Google made it clear back in August the company would run Motorola Mobility as a separate business. Still, anxiety has been high among companies who rely on the free OS. Android has been a runaway success among many smartphone makers, with profits soaring into the stratosphere in 2011 – so far, Google’s OS has been the only one to stand toe to toe against Apple’s iPhone.
But Schmidt reiterated the company’s stance, saying the Mobility acquisition won’t “violate the openness of Android,” according to The Wall Street Journal. The deal, which brings with it more than 17,000 patents, is more likely aimed at helping the Mountain View-based company gain a bigger share of the smartphone market pie, especially against fierce rival Apple.
Schmidt also expressed Google’s desire to expand Android’s reach by tapping into South Korea’s local market, where he’s currently on tour, by possibly expanding further into televisions.

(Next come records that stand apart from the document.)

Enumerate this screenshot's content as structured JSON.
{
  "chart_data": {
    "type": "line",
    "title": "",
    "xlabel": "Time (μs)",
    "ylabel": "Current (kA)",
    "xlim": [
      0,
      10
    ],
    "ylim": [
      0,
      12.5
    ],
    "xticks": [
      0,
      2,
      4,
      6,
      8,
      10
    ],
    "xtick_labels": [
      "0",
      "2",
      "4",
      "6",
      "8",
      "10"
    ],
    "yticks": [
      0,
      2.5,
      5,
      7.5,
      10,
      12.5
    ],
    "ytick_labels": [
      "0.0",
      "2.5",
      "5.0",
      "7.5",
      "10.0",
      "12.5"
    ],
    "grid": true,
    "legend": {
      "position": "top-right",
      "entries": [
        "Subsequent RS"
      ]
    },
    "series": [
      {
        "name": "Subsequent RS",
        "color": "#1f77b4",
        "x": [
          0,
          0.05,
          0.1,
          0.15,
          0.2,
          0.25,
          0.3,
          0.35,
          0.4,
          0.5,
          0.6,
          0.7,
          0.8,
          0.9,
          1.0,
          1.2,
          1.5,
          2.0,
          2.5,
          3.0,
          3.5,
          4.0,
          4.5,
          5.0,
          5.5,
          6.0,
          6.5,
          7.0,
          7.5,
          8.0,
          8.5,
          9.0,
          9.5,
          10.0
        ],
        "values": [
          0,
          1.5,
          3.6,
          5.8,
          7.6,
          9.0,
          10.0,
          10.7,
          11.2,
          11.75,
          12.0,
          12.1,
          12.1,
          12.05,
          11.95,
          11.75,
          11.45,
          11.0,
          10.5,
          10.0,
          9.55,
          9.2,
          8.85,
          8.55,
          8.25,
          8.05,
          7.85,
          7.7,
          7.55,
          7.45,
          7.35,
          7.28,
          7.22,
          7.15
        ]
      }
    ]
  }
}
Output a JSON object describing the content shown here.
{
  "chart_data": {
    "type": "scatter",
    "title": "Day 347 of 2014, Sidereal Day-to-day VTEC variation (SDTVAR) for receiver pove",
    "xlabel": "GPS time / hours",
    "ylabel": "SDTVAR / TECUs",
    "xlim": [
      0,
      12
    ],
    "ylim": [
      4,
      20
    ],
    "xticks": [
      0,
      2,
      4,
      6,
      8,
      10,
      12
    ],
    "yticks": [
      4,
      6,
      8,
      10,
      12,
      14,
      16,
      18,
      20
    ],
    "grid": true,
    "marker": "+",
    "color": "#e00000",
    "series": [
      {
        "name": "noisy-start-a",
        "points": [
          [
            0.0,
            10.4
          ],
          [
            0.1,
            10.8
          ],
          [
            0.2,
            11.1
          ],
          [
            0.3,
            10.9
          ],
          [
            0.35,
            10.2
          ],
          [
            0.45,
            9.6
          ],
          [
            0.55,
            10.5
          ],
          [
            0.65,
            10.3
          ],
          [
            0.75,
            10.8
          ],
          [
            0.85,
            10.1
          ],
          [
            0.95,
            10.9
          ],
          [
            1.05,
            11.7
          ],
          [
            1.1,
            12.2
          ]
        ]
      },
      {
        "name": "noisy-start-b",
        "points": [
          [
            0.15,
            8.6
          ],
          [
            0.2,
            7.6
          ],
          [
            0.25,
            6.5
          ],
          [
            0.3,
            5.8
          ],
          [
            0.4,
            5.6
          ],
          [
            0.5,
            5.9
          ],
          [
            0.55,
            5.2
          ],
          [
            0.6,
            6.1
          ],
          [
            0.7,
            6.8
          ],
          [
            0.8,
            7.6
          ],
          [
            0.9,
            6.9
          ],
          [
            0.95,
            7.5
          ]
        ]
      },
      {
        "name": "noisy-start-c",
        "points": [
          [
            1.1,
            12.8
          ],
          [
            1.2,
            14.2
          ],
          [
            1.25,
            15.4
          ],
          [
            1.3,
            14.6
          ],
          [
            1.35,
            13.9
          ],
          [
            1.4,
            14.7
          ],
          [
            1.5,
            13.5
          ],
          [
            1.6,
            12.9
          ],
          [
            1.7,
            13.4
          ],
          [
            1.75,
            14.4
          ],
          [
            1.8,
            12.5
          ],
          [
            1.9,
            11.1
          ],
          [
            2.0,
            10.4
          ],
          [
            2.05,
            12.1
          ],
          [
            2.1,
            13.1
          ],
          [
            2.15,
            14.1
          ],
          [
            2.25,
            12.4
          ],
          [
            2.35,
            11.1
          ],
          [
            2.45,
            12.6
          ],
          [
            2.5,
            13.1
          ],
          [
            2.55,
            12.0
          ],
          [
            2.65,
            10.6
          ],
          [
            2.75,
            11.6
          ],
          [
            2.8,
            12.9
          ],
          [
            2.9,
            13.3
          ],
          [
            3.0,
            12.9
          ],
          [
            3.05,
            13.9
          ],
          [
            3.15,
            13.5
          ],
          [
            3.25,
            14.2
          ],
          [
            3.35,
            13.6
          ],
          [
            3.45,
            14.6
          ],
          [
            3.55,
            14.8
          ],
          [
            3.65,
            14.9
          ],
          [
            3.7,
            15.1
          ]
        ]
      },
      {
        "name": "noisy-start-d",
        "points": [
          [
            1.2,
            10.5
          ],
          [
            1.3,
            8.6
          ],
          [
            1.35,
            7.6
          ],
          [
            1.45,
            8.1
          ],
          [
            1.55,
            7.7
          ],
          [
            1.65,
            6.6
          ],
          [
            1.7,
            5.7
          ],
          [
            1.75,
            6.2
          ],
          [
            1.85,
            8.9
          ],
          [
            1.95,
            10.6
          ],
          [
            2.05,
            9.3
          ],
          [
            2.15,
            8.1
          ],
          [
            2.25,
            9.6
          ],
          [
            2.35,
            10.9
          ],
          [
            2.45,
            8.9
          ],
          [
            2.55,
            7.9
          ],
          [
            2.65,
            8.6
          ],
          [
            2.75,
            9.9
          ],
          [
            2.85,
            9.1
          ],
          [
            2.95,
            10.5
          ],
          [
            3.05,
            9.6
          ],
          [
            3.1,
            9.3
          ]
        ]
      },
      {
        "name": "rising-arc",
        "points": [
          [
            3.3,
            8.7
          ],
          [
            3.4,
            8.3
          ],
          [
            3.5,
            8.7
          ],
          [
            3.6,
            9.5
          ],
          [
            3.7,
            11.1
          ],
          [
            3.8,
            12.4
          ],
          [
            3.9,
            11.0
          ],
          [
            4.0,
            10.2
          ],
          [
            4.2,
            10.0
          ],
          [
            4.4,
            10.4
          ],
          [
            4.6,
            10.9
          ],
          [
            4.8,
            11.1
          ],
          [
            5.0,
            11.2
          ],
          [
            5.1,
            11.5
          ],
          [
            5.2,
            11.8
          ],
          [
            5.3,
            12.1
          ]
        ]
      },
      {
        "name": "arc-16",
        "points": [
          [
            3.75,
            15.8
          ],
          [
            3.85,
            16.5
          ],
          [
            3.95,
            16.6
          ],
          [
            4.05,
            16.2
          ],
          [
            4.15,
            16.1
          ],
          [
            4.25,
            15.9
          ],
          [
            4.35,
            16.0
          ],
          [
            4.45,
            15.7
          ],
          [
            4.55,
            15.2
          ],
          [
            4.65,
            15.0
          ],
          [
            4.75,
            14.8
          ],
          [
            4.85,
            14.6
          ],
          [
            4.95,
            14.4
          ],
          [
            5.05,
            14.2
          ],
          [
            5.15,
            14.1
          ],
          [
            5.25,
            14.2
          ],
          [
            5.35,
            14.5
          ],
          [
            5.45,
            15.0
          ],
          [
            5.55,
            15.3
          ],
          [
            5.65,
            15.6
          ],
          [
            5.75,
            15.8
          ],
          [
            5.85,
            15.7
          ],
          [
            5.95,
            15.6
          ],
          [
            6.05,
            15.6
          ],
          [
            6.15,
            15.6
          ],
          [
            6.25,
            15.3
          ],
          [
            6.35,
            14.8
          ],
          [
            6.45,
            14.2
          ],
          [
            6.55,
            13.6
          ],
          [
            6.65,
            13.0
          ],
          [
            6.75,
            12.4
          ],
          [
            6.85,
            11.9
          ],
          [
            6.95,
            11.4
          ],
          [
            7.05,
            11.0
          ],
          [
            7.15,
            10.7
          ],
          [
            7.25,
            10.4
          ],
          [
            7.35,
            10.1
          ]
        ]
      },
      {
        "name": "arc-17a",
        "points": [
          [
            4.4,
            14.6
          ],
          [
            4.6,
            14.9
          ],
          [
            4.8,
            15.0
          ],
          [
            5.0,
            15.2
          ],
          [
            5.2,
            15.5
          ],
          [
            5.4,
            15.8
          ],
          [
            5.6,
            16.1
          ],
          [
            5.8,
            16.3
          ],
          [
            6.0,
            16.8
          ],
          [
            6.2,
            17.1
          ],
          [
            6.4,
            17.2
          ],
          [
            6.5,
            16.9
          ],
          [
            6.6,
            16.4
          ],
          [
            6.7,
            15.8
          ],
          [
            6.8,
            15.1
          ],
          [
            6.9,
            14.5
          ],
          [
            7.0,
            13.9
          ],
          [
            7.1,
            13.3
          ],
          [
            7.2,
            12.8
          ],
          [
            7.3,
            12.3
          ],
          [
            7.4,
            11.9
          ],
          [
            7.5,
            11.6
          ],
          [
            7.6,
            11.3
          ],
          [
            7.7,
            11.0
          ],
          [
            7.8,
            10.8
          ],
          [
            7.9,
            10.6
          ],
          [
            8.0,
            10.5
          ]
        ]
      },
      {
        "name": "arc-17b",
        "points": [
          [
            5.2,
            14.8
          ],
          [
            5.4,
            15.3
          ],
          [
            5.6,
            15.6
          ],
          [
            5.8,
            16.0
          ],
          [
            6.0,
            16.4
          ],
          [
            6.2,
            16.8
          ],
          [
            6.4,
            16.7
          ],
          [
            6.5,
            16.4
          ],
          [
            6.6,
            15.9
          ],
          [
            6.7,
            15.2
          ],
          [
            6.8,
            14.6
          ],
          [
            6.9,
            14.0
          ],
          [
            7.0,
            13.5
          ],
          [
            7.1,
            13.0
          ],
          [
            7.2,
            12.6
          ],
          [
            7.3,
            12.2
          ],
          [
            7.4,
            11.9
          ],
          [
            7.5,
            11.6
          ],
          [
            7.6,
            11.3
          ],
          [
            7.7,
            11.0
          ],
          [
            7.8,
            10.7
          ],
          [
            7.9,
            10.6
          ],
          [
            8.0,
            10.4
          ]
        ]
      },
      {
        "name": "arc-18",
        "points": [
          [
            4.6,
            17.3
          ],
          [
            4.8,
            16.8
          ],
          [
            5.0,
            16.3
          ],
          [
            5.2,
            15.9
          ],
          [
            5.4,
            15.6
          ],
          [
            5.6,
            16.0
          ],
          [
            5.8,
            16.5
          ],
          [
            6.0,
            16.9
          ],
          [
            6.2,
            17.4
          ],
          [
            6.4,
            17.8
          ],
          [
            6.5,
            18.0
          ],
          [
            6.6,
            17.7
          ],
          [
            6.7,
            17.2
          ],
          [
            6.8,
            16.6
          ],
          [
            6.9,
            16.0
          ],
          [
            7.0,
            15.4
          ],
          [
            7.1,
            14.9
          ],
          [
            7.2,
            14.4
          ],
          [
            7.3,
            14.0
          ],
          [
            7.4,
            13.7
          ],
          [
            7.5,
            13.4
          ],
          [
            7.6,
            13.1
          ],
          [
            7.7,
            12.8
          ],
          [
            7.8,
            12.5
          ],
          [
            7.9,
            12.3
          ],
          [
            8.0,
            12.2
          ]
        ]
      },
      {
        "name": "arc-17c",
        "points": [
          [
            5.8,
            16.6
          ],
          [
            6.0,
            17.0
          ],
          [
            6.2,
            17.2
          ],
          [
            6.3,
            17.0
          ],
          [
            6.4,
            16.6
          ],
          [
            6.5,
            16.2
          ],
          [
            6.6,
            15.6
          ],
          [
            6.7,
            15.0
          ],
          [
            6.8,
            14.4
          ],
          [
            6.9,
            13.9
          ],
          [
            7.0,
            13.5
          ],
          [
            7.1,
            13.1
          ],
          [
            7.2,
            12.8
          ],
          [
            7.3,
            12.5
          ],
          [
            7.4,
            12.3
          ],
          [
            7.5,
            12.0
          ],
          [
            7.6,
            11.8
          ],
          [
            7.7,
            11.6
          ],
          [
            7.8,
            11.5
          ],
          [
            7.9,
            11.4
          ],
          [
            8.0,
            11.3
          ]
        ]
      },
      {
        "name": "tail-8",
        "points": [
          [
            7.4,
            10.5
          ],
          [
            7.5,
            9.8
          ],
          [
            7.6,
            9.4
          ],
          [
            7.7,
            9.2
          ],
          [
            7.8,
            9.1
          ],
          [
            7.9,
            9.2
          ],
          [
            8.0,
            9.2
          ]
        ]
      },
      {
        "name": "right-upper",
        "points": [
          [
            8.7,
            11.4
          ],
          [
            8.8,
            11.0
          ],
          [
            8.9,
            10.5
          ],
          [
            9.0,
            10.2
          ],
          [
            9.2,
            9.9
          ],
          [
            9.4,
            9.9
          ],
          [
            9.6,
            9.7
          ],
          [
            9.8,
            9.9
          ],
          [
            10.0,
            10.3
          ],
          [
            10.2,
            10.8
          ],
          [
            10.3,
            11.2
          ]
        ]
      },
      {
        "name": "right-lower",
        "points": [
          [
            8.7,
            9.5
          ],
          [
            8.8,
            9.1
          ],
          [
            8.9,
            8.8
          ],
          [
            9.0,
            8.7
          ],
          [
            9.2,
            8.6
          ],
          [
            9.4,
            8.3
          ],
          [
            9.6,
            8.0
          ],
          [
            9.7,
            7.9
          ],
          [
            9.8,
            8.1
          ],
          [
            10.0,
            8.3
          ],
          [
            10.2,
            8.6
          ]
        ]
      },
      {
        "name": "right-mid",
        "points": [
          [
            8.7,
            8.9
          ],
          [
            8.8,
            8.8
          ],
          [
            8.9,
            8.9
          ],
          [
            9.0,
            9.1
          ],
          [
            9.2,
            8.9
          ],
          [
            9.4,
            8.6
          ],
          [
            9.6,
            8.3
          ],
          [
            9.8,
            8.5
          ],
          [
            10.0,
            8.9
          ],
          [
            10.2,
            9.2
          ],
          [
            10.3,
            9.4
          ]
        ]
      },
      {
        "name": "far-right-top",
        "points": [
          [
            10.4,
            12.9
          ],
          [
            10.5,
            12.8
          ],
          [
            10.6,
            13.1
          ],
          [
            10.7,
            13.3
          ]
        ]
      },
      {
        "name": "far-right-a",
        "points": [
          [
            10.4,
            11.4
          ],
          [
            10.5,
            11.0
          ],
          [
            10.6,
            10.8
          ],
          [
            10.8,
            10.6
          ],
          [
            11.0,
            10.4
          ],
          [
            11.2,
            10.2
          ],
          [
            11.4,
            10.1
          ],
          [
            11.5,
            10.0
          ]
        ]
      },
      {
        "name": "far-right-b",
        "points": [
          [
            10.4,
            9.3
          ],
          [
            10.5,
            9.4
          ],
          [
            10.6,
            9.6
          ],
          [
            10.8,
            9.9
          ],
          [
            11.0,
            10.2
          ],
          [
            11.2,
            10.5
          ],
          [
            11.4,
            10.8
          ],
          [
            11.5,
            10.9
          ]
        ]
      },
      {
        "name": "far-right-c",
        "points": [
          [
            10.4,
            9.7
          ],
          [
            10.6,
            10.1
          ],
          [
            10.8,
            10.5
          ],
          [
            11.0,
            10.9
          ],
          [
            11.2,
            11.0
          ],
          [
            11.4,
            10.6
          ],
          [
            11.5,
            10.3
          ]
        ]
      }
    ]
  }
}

Perhaps the biggest beneficiary of Android-based products is Samsung, who just last month stole the crown from Apple as the world’s largest smartphone vendor. That doesn’t mean Samsung plans to rely solely on the free software. The company penned a deal with Microsoft in late September to develop Windows Phone-based smartphone and tablet devices. In addition, Samsung has its own mobile software platform, named Bada, that they hope to open to developers and smartphone makers in 2012.
With Android gaining so much popularity over the past year, it’s hard to imagine Google ever making Android an exclusive only affair, even if the Mobility purchase goes through. Smartphone makers running the OS have made a big impact in both the high and low-end markets, so if Google were to change their openness stance, it would really be a huge step backwards.
Apple this year has made its own effort to broaden its reach by offering consumers the iPhone 3GS model for free to customers on AT&T with two-year contract. Additionally, its iPhone 4 has been lowered to $99, while the iPhone 4S is $199.